心理学学位プログラムとは

人間総合学術院 心理学学位プログラム 紹介

心理学は,人間理解の要として,心とは何かを問い,心のはたらきを明らかにする科学です。そのために,心理学では,人間が外界からの情報を取り入れ,理解し,最終的な行動を取るにいたる過程とそこに関わる多様な要因について,また生まれてから発達し,社会を支える存在となり,その後一生を終えるまでの過程の様子とその多様性について,さらには文化・社会の中でその制約を受けつつもまた新たな文化社会を創り上げていく存在としての活動について,そこに現れる個人差やさまざまな環境差なども含めて,現象として,機能として,また,それを支える脳の機能にまで遡って明らかにしていくことを目的としています。これらの研究活動によって明らかになった心理学の知見は,人に関係するあらゆる領域における問題解決にとって有効・有益な基礎科学の知見となり,また,個々の人や組織,とりわけ支援を必要とする人へ向けられる支援・臨床活動のための基盤知識ともなります。
本学の心理学学位プログラムでは,こうした心理学領域全体の知識・方法論・技能・価値観を身につけ,かつ,社会科学諸領域を初めとする隣接諸領域,学際研究として展開可能な複合領域との多様かつ密接な関係性を持ちうる幅広い視野を持ち,その上で人間研究の専門家として社会に貢献できる人材,すなわち,確固たる基礎と幅広い視野さらに問題意識を持つ心理学領域研究者たる人材を養成することを目的とし,博士(心理学),修士(心理学)を取得するための大学院教育プログラムを提供しています。
心理学学位プログラム(博士課程後期,前期)はそれぞれ,心理基礎科学サブプログラムと心理臨床学サブプログラムの2つのサブプログラムから構成されています。心理基礎科学サブプログラムでは,科学としての一般心理学general psychologyを対象とし,心理臨床学サブプログラムでは心理臨床を目的とした研究と実践を目指します。
また,心理学学位プログラムでは隣接する学位プログラムとして,「カウンセリング科学学位プログラム」や「ニューロサイエンス学位プログラム」とも密接に連携して幅広い学修の機会を設けており,また学際的領域として「エンパワーメント情報学学位プログラム」にも貢献しています。

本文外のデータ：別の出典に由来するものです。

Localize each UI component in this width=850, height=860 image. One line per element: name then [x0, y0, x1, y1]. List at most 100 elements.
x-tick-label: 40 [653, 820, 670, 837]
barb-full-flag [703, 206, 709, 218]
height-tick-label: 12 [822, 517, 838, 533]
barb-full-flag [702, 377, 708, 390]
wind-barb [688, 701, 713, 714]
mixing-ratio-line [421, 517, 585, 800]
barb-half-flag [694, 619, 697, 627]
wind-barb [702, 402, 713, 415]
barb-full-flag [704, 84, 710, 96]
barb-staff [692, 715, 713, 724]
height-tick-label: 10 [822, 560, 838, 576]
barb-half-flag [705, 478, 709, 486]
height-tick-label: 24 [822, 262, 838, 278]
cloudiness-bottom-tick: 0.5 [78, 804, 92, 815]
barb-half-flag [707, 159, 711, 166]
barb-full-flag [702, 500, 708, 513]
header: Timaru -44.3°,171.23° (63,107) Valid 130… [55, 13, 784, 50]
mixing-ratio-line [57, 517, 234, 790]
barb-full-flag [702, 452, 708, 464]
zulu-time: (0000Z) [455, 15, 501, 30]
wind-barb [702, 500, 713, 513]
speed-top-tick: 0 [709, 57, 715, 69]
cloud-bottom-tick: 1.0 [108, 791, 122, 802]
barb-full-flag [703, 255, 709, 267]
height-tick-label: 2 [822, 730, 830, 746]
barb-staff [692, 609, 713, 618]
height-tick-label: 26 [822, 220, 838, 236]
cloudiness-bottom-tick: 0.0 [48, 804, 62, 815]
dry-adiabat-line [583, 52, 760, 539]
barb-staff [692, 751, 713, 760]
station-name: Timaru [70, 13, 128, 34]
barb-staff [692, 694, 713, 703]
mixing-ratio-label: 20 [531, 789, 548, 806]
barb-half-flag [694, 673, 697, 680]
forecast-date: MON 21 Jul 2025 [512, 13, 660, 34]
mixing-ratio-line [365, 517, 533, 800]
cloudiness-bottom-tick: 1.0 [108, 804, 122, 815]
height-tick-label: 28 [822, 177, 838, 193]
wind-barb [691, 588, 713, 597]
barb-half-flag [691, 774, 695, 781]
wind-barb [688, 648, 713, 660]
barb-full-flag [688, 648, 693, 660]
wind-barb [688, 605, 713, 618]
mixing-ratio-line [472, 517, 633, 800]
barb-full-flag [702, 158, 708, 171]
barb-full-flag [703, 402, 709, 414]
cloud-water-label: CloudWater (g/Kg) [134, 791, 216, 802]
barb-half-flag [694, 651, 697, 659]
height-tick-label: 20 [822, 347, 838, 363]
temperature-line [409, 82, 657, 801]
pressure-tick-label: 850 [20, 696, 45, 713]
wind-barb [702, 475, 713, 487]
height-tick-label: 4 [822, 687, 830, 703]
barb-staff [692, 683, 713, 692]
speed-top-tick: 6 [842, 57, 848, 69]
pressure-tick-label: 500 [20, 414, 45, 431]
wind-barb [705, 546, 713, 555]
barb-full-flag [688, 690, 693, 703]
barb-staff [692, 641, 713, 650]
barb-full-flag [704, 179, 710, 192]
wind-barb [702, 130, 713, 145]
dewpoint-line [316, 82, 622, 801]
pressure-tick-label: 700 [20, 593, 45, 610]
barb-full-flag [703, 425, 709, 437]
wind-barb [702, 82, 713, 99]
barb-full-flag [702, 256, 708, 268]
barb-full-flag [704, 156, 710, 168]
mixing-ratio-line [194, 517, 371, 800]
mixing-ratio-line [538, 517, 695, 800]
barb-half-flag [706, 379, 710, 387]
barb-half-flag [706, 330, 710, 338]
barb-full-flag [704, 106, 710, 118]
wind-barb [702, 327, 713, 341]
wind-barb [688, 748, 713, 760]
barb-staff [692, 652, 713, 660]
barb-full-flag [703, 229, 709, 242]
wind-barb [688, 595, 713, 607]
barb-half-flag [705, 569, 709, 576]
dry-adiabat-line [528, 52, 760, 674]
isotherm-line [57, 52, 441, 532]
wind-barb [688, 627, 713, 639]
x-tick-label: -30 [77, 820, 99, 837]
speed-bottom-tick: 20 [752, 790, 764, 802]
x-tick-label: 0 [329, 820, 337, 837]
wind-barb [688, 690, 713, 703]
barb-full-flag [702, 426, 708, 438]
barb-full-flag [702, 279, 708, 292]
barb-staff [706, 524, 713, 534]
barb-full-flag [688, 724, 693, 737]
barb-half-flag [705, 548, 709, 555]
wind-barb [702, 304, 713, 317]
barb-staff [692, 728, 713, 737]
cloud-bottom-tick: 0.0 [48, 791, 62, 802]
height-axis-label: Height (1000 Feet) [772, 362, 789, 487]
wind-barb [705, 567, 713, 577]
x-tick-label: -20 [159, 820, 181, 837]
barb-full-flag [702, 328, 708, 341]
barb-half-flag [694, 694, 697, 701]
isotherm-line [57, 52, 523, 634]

人間総合学術院 心理学学位プログラム 博士前期課程 | Master’s program in Psychology

取得できる学位

修士(心理学)Master of Arts in Psychology

人材養成目的

心理学学位プログラム(博士前期課程)では,研究者・実践家としての高い倫理観,心理学全域にわたる専門的な知識・方法論・研究技能,隣接する諸学問領域への幅広い理解を身につけ,社会に貢献できる有意な人材の養成を目指します。

心理基礎科学サブプログラム
 科学としての一般心理学を専門とするサブプログラムであり,感覚・知覚心理学,認知心理学,教育心理学,発達心理学,社会心理学の諸領域を含みます。これらの領域の心理学を専門とする研究者や,心理学の知見と方法論を用いて,様々な問題を解決する高度専門職業人の養成をいたします。
心理臨床学サブプログラム
 臨床心理学・発達臨床心理学を専門とする研究者,ならびに心理臨床の実践家の養成するサブプログラムです。心理臨床学サブプログラムでは,公認心理師の受験資格に必要なカリキュラムが整備されているとともに,公益財団法人日本臨床心理士資格認定協会から臨床心理士第1種指定校に認定され,本サブプログラムの修了により,臨床心理士の受験資格が得られます。

修了後の進路

いずれのサブプログラムも,研究者となるために大学院博士課程後期への進学者が多く見られます。その他に,それぞれのサブプログラムの修了生は,多様なキャリアパスをとり,社会のさまざまな場面で活躍をしています。

心理基礎科学サブプログラム
一般民間企業,シンクタンク等への就職の他,公務員,民間研究所・企業の心理専門職など
心理臨床サブプログラム
家庭裁判所調査官補,法務省専門職員,地方公務員(心理職・一般職),病院・精神科クリニック心理士,スクール・カウンセラー等

人間総合学術院 心理学学位プログラム 博士後期課程 | Doctoral program in Psychology

取得できる学位

博士(心理学)Ph. D in Psychology

人材養成目的

心理学学位プログラム(博士後期課程)では,研究者・実践家としての高い倫理観,心理学全域にわたる専門的な知識・方法論・研究技能,隣接する諸学問領域への幅広い理解を身につけ,社会に貢献できる有意な人材の養成を目指します。
いずれのサブプログラムにおいても,心理学の研究者として,大学あるいは各種研究機関,民間研究所などで活躍できる人材を輩出しております。また近年では,心理学の知見と方法論を用いて,様々な問題を解決する高度専門職業人としても本プログラム修了者が活躍しています。